Beginning about July 1, the stretch of Route 11 from Stiles Avenue to Park Place is expected to be closed for six weeks while crews from CSX reconfigure the railroad crossing near Jay Street.

Traffic will be detoured off Main Street to Route 310, State Street and Riverside Drive.

State Department of Transportation spokesman Michael R. Flick said provisions will be made for local traffic to access the downtown business district and local streets, but the detour will be mandatory for most drivers.

“There’s not going to be a choice whether people use the detour or not,” Mr. Flick said. “In many ways, there should be less problems than we had last year.”

The work is part of the $9.5 million Main Street reconstruction project launched last year by DOT. This season’s work is the second and last phase of the project.

Thomas A. Maroun, DOT project engineer, said Wednesday he hasn’t been able to finalize a definite start date with CSX officials, but he believes it will be on or close to July 1.

“Our message boards will be up telling everyone to use the detour at that point,” he said.

Jay Street also will be closed once the rail crossing work begins. The project includes converting Jay Street into a cul-de-sac.

Crews from Angelica Boring Co. Inc., Pittsford, a subcontractor, are installing borings underneath the railroad tracks.

Workers soon will start installing the borings for new water and sewer lines near the intersection of Harrison and Main streets, a process that requires digging down about 18 feet.

Last summer, the DOT work focused on the downtown business section.

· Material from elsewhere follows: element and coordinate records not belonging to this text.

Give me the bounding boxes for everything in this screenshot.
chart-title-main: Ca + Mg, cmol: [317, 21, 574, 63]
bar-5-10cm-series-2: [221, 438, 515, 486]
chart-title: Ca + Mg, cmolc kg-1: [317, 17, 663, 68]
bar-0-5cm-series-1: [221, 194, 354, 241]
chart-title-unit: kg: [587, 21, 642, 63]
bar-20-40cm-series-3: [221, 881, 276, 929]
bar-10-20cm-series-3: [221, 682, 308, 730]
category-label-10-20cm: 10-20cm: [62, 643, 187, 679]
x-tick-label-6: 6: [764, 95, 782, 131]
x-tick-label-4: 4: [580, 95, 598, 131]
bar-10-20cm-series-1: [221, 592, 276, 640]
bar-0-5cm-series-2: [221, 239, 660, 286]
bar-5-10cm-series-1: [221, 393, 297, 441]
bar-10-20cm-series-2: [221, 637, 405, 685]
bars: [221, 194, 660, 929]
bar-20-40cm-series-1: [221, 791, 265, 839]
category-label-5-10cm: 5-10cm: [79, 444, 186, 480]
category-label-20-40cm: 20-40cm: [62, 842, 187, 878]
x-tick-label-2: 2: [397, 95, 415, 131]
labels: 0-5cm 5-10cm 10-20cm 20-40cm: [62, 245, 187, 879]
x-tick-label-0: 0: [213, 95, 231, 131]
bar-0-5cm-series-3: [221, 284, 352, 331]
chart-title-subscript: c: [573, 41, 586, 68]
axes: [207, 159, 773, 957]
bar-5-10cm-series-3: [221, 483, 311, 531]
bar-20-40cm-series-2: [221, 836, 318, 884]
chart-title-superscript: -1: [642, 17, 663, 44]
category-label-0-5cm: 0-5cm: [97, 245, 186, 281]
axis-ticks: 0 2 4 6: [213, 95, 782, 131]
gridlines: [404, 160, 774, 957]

Traffic was sometimes backed up for miles, which prompted a few heated exchanges between disgruntled motorists and road crew workers assigned to direct traffic.

Traffic will flow more efficiently if drivers follow the signals and directionals that will be installed, Mr. Flick said.

Some delivery trucks may have to access Main Street to deliver supplies to downtown merchants.

“If there’s concerns, we’ll address them and get people downtown if they need to get downtown,” Mr. Flick said.